To complete the machine learning life cycle, we’ll build a grid of GLM models with standardization and cross-validation as shown in the abbreviated code below. Our goal here is to predict whether a borrower defaulted on a given loan or not. View the full code here.
# Use logistic regression
lr = LogisticRegression(maxIter=10, elasticNetParam=0.5, featuresCol = "scaledFeatures")
# Build our ML pipeline
pipeline = Pipeline(stages=model_matrix_stages+[scaler]+[lr])
# Build the parameter grid for model tuning
paramGrid = ParamGridBuilder() \
.addGrid(lr.regParam, [0.1, 0.01]) \
.build()
# Execute CrossValidator for model tuning
crossval = CrossValidator(estimator=pipeline,
estimatorParamMaps=paramGrid,
evaluator=BinaryClassificationEvaluator(),
numFolds=5)
# Train the tuned model and establish our best model
cvModel = crossval.fit(train)
glm_model = cvModel.bestModel
# Return ROC
lr_summary = glm_model.stages[len(glm_model.stages)-1].summary
display(lr_summary.roc)
We then go on to compare this model to several other generalized linear models in the full code notebook, found here. After choosing the best model (an XGBoost model), we use it to predict our test set, and plot the amount of money we either saved or lost based upon each correct or incorrect classification. As data scientists know, couching your analysis in hard dollars and cents like this is always a great idea as it makes your results concrete and easy to understand.
display(glm_valid.groupBy("label", "prediction").agg((sum(col("net"))).alias("sum_net")))

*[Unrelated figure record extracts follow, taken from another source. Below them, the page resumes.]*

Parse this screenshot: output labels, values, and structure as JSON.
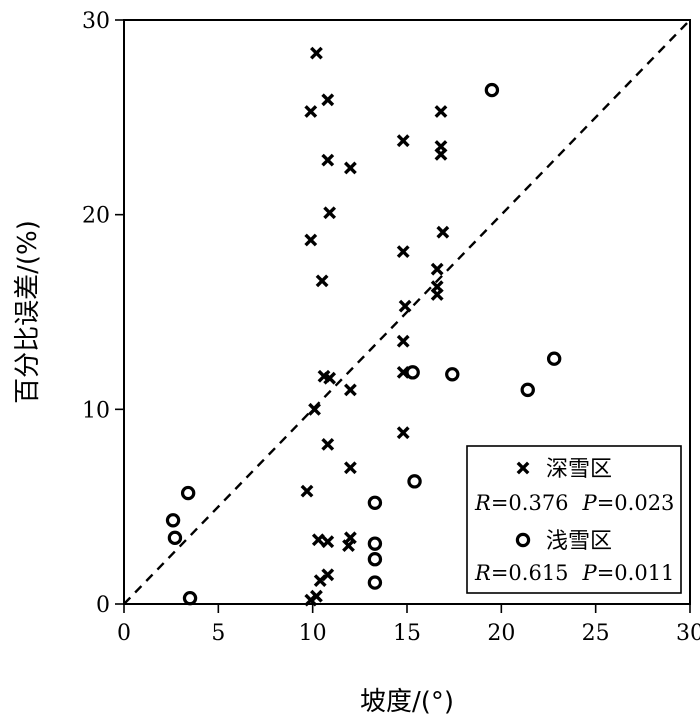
{
  "chart_data": {
    "type": "scatter",
    "title": "",
    "xlabel": "坡度/(°)",
    "ylabel": "百分比误差/(%)",
    "xlim": [
      0,
      30
    ],
    "ylim": [
      0,
      30
    ],
    "x_ticks": [
      0,
      5,
      10,
      15,
      20,
      25,
      30
    ],
    "y_ticks": [
      0,
      10,
      20,
      30
    ],
    "grid": false,
    "reference_line": {
      "style": "dashed",
      "from": [
        0,
        0
      ],
      "to": [
        30,
        30
      ]
    },
    "legend_position": "bottom-right",
    "series": [
      {
        "name": "深雪区",
        "marker": "x",
        "stats": {
          "R_label": "R",
          "R": "0.376",
          "P_label": "P",
          "P": "0.023"
        },
        "points": [
          [
            10.2,
            28.3
          ],
          [
            9.9,
            25.3
          ],
          [
            10.8,
            25.9
          ],
          [
            10.8,
            22.8
          ],
          [
            12.0,
            22.4
          ],
          [
            10.9,
            20.1
          ],
          [
            9.9,
            18.7
          ],
          [
            10.5,
            16.6
          ],
          [
            10.6,
            11.7
          ],
          [
            10.9,
            11.6
          ],
          [
            12.0,
            11.0
          ],
          [
            10.1,
            10.0
          ],
          [
            10.8,
            8.2
          ],
          [
            12.0,
            7.0
          ],
          [
            9.7,
            5.8
          ],
          [
            10.3,
            3.3
          ],
          [
            10.8,
            3.2
          ],
          [
            12.0,
            3.4
          ],
          [
            11.9,
            3.0
          ],
          [
            10.8,
            1.5
          ],
          [
            10.4,
            1.2
          ],
          [
            10.2,
            0.4
          ],
          [
            9.9,
            0.2
          ],
          [
            14.8,
            23.8
          ],
          [
            16.8,
            25.3
          ],
          [
            16.8,
            23.5
          ],
          [
            16.8,
            23.1
          ],
          [
            16.9,
            19.1
          ],
          [
            14.8,
            18.1
          ],
          [
            16.6,
            17.2
          ],
          [
            16.6,
            16.3
          ],
          [
            16.6,
            15.9
          ],
          [
            14.9,
            15.3
          ],
          [
            14.8,
            13.5
          ],
          [
            14.8,
            11.9
          ],
          [
            14.8,
            8.8
          ]
        ]
      },
      {
        "name": "浅雪区",
        "marker": "o",
        "stats": {
          "R_label": "R",
          "R": "0.615",
          "P_label": "P",
          "P": "0.011"
        },
        "points": [
          [
            19.5,
            26.4
          ],
          [
            22.8,
            12.6
          ],
          [
            21.4,
            11.0
          ],
          [
            17.4,
            11.8
          ],
          [
            15.3,
            11.9
          ],
          [
            15.4,
            6.3
          ],
          [
            13.3,
            5.2
          ],
          [
            13.3,
            3.1
          ],
          [
            13.3,
            2.3
          ],
          [
            13.3,
            1.1
          ],
          [
            3.4,
            5.7
          ],
          [
            2.6,
            4.3
          ],
          [
            2.7,
            3.4
          ],
          [
            3.5,
            0.3
          ]
        ]
      }
    ]
  }
}
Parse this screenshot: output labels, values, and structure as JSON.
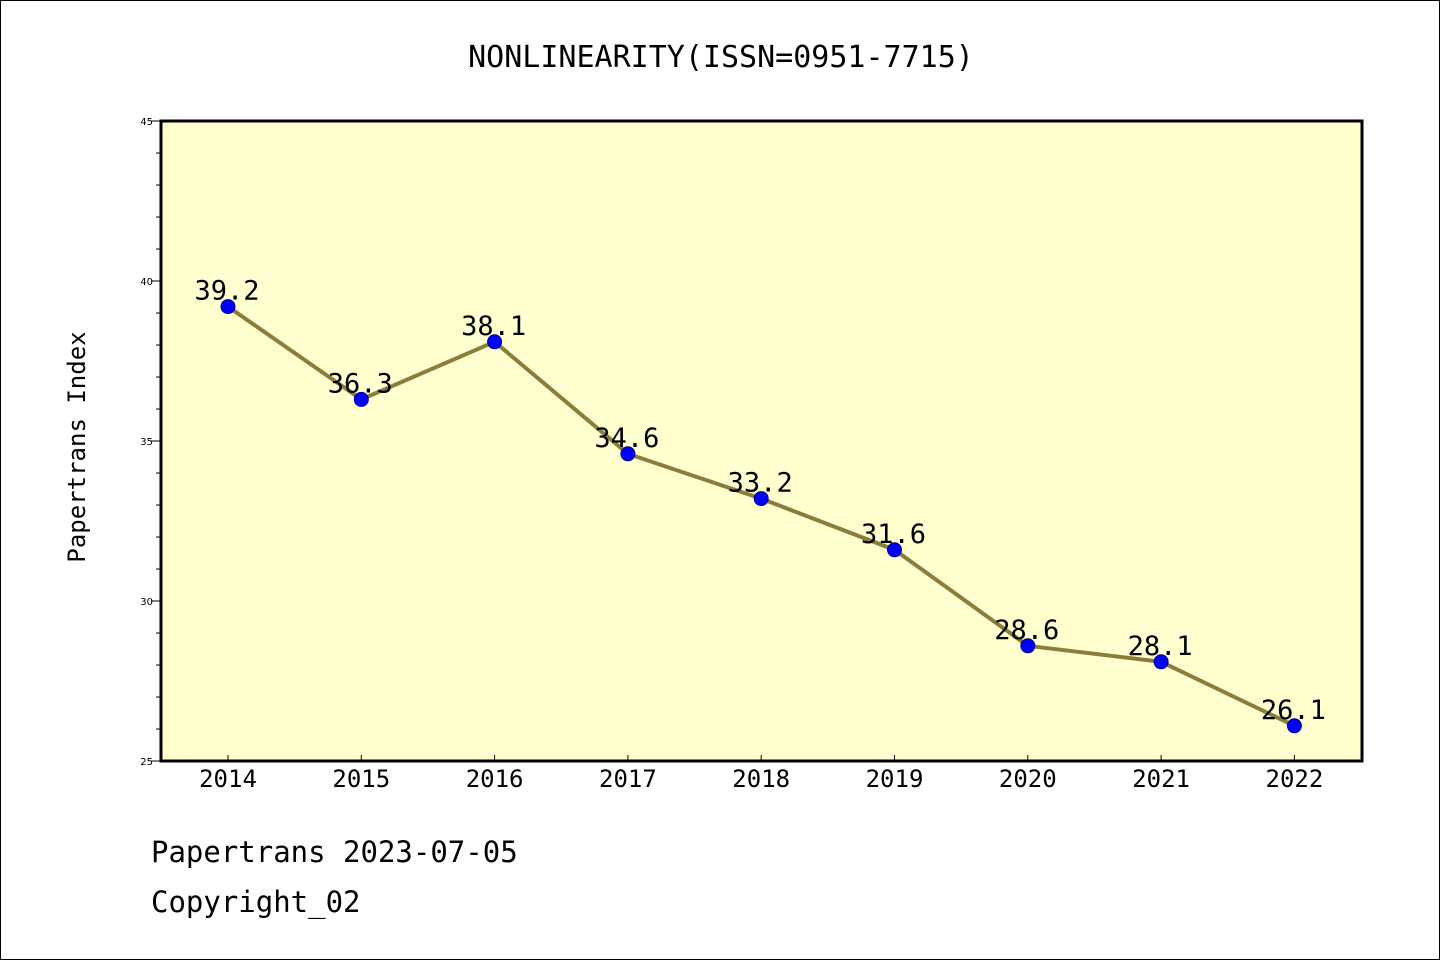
{
  "chart_data": {
    "type": "line",
    "title": "NONLINEARITY(ISSN=0951-7715)",
    "xlabel": "",
    "ylabel": "Papertrans Index",
    "categories": [
      "2014",
      "2015",
      "2016",
      "2017",
      "2018",
      "2019",
      "2020",
      "2021",
      "2022"
    ],
    "series": [
      {
        "values": [
          39.2,
          36.3,
          38.1,
          34.6,
          33.2,
          31.6,
          28.6,
          28.1,
          26.1
        ],
        "labels": [
          "39.2",
          "36.3",
          "38.1",
          "34.6",
          "33.2",
          "31.6",
          "28.6",
          "28.1",
          "26.1"
        ]
      }
    ],
    "ylim": [
      25,
      45
    ],
    "yticks": [
      "25",
      "30",
      "35",
      "40",
      "45"
    ],
    "grid": false,
    "legend": "none",
    "colors": {
      "plot_background": "#ffffd0",
      "line": "#8b7d3a",
      "marker": "#0000ff",
      "marker_edge": "#00008b",
      "axis": "#000000"
    }
  },
  "footer": {
    "source": "Papertrans 2023-07-05",
    "copyright": "Copyright_02"
  }
}
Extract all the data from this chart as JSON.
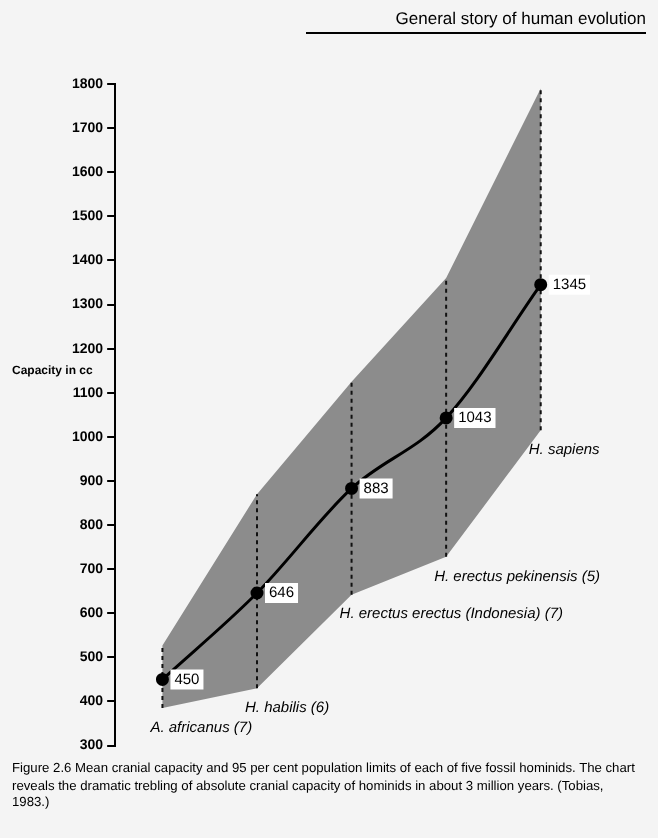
{
  "chart_data": {
    "type": "line",
    "title": "General story of human evolution",
    "ylabel": "Capacity in cc",
    "categories": [
      null,
      null,
      null,
      null,
      null
    ],
    "series": [
      {
        "color": "#000000",
        "values": [
          450,
          646,
          883,
          1043,
          1345
        ],
        "lower": [
          385,
          430,
          642,
          728,
          1015
        ],
        "upper": [
          527,
          870,
          1125,
          1360,
          1790
        ],
        "errors": [
          [
            385,
            527
          ],
          [
            430,
            870
          ],
          [
            642,
            1125
          ],
          [
            728,
            1360
          ],
          [
            1015,
            1790
          ]
        ]
      }
    ],
    "ylim": [
      300,
      1800
    ],
    "yticks": [
      300,
      400,
      500,
      600,
      700,
      800,
      900,
      1000,
      1100,
      1200,
      1300,
      1400,
      1500,
      1600,
      1700,
      1800
    ],
    "data_labels": true,
    "grid": false,
    "legend": false,
    "marker": "circle",
    "line_style": "solid",
    "annotations": [
      "A. africanus (7)",
      "H. habilis (6)",
      "H. erectus erectus (Indonesia) (7)",
      "H. erectus pekinensis (5)",
      "H. sapiens",
      "Figure 2.6 Mean cranial capacity and 95 per cent population limits of each of five fossil hominids. The chart reveals the dramatic trebling of absolute cranial capacity of hominids in about 3 million years. (Tobias, 1983.)"
    ]
  }
}
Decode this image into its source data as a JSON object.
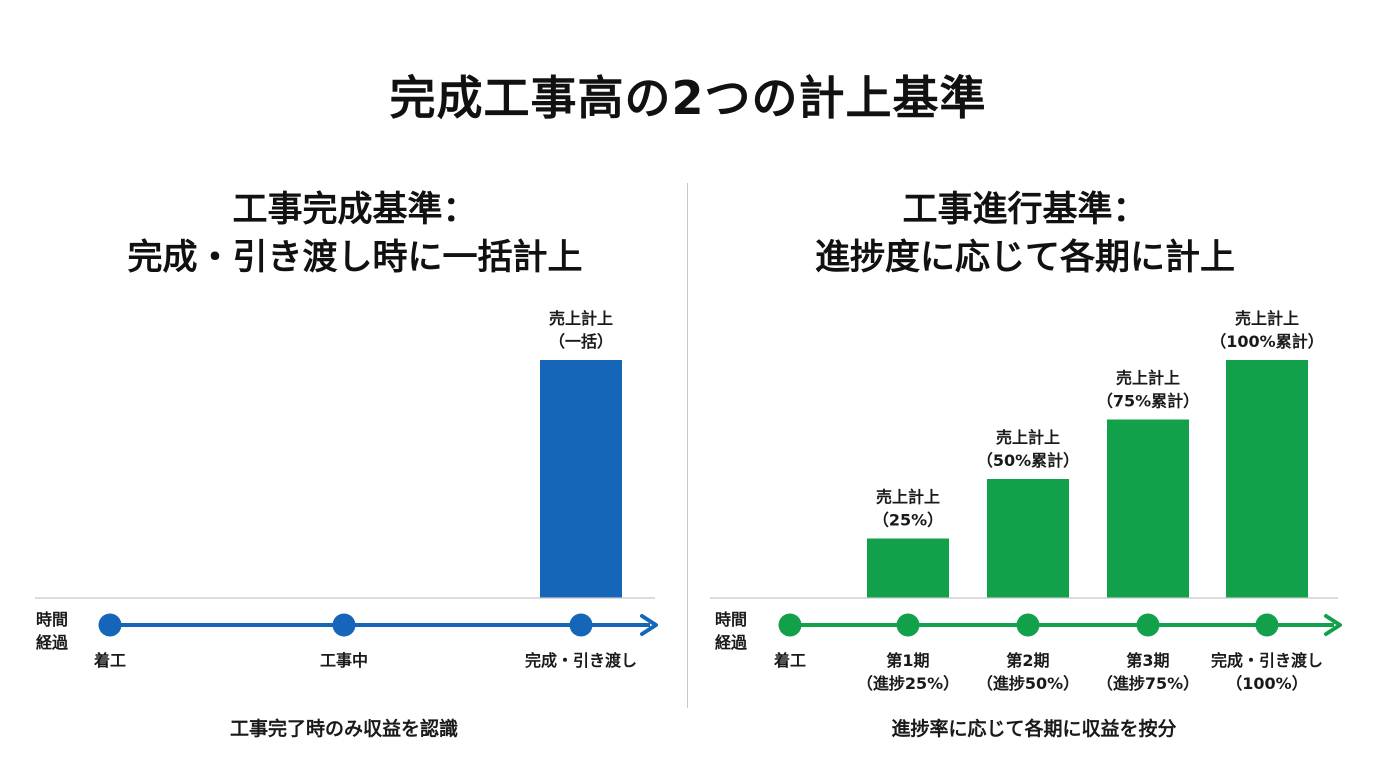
{
  "title": "完成工事高の2つの計上基準",
  "colors": {
    "completion": "#1565b8",
    "percentage": "#13a04a",
    "baseline": "#c8c8c8",
    "text": "#111111"
  },
  "axis_label": [
    "時間",
    "経過"
  ],
  "completion_method": {
    "heading": [
      "工事完成基準：",
      "完成・引き渡し時に一括計上"
    ],
    "milestones": [
      {
        "label": [
          "着工"
        ]
      },
      {
        "label": [
          "工事中"
        ]
      },
      {
        "label": [
          "完成・引き渡し"
        ]
      }
    ],
    "revenue": [
      {
        "milestone": 2,
        "share": 1.0,
        "label": [
          "売上計上",
          "（一括）"
        ]
      }
    ],
    "caption": "工事完了時のみ収益を認識"
  },
  "percentage_method": {
    "heading": [
      "工事進行基準：",
      "進捗度に応じて各期に計上"
    ],
    "milestones": [
      {
        "label": [
          "着工"
        ]
      },
      {
        "label": [
          "第1期",
          "（進捗25%）"
        ]
      },
      {
        "label": [
          "第2期",
          "（進捗50%）"
        ]
      },
      {
        "label": [
          "第3期",
          "（進捗75%）"
        ]
      },
      {
        "label": [
          "完成・引き渡し",
          "（100%）"
        ]
      }
    ],
    "revenue": [
      {
        "milestone": 1,
        "share": 0.25,
        "label": [
          "売上計上",
          "（25%）"
        ]
      },
      {
        "milestone": 2,
        "share": 0.5,
        "label": [
          "売上計上",
          "（50%累計）"
        ]
      },
      {
        "milestone": 3,
        "share": 0.75,
        "label": [
          "売上計上",
          "（75%累計）"
        ]
      },
      {
        "milestone": 4,
        "share": 1.0,
        "label": [
          "売上計上",
          "（100%累計）"
        ]
      }
    ],
    "caption": "進捗率に応じて各期に収益を按分"
  }
}
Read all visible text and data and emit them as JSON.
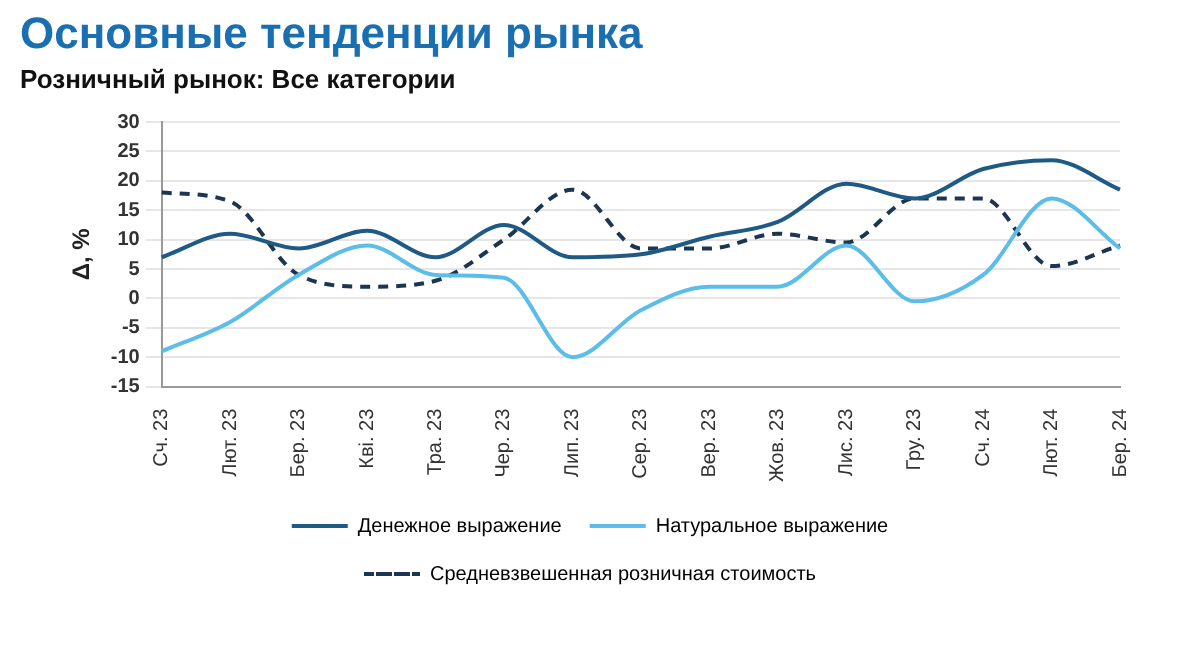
{
  "chart_data": {
    "type": "line",
    "title": "Основные тенденции рынка",
    "subtitle": "Розничный рынок: Все категории",
    "ylabel": "Δ, %",
    "categories": [
      "Сч. 23",
      "Лют. 23",
      "Бер. 23",
      "Кві. 23",
      "Тра. 23",
      "Чер. 23",
      "Лип. 23",
      "Сер. 23",
      "Вер. 23",
      "Жов. 23",
      "Лис. 23",
      "Гру. 23",
      "Сч. 24",
      "Лют. 24",
      "Бер. 24"
    ],
    "series": [
      {
        "name": "Денежное выражение",
        "color": "#1f5a85",
        "line_style": "solid",
        "values": [
          7,
          11,
          8.5,
          11.5,
          7,
          12.5,
          7,
          7.5,
          10.5,
          13,
          19.5,
          17,
          22,
          23.5,
          18.5
        ]
      },
      {
        "name": "Натуральное выражение",
        "color": "#5bbde8",
        "line_style": "solid",
        "values": [
          -9,
          -4,
          4,
          9,
          4,
          3.5,
          -10,
          -2,
          2,
          2,
          9,
          -0.5,
          4,
          17,
          8.5
        ]
      },
      {
        "name": "Средневзвешенная розничная стоимость",
        "color": "#1c3550",
        "line_style": "dashed",
        "values": [
          18,
          16.5,
          4,
          2,
          3,
          10,
          18.5,
          8.5,
          8.5,
          11,
          9.5,
          17,
          17,
          5.5,
          9
        ]
      }
    ],
    "ylim": [
      -15,
      30
    ],
    "yticks": [
      -15,
      -10,
      -5,
      0,
      5,
      10,
      15,
      20,
      25,
      30
    ],
    "grid": "y",
    "legend": "bottom",
    "marker": "none"
  }
}
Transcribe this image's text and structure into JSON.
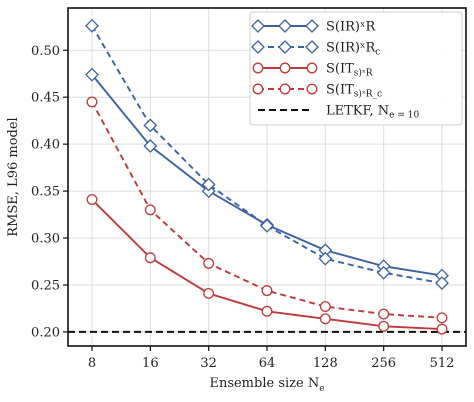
{
  "chart_data": {
    "type": "line",
    "xlabel": "Ensemble size N",
    "xlabel_sub": "e",
    "ylabel": "RMSE, L96 model",
    "x": [
      8,
      16,
      32,
      64,
      128,
      256,
      512
    ],
    "x_tick_labels": [
      "8",
      "16",
      "32",
      "64",
      "128",
      "256",
      "512"
    ],
    "x_scale": "log2",
    "ylim": [
      0.185,
      0.545
    ],
    "y_ticks": [
      0.2,
      0.25,
      0.3,
      0.35,
      0.4,
      0.45,
      0.5
    ],
    "y_tick_labels": [
      "0.20",
      "0.25",
      "0.30",
      "0.35",
      "0.40",
      "0.45",
      "0.50"
    ],
    "grid": true,
    "legend_position": "top-right",
    "series": [
      {
        "name": "S(IR)ˣR",
        "color": "#3b62a3",
        "dash": "solid",
        "marker": "diamond",
        "values": [
          0.474,
          0.398,
          0.35,
          0.314,
          0.287,
          0.27,
          0.26
        ]
      },
      {
        "name": "S(IR)ˣR_c",
        "color": "#3b62a3",
        "dash": "dashed",
        "marker": "diamond",
        "values": [
          0.526,
          0.42,
          0.357,
          0.313,
          0.278,
          0.263,
          0.252
        ]
      },
      {
        "name": "S(IT_s)ˣR",
        "color": "#c0393b",
        "dash": "solid",
        "marker": "circle",
        "values": [
          0.341,
          0.279,
          0.241,
          0.222,
          0.214,
          0.206,
          0.203
        ]
      },
      {
        "name": "S(IT_s)ˣR_c",
        "color": "#c0393b",
        "dash": "dashed",
        "marker": "circle",
        "values": [
          0.445,
          0.33,
          0.273,
          0.244,
          0.227,
          0.219,
          0.215
        ]
      }
    ],
    "reference_line": {
      "name": "LETKF, N_e = 10",
      "value": 0.2,
      "color": "#111111",
      "dash": "dashed"
    }
  }
}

A plot of the confusion matrix for our machine learning model.
Summary
Delta Lake is ideal for the machine learning life cycle because it offers features that unify data science, data engineering, and production workflows. It enables the continuous flow of data from raw to structured form, allowing new ML models to be trained on fresh, incoming data while existing production models are serving predictions. It offers schema enforcement, which ensures data is in the right format to be processed by machine learning models, and schema evolution, which prevents schema changes from breaking existing production models. Finally, Delta Lake offers “time travel”, a.k.a. data versioning by way of an ordered transaction log, allowing data changes to be audited, reproduced, and even rolled back if needed.
Taken as a whole, these features of Delta Lake represent a step forward for data engineers and scientists, enabling them to design reliable, resilient, automated data pipelines and machine learning models faster than ever.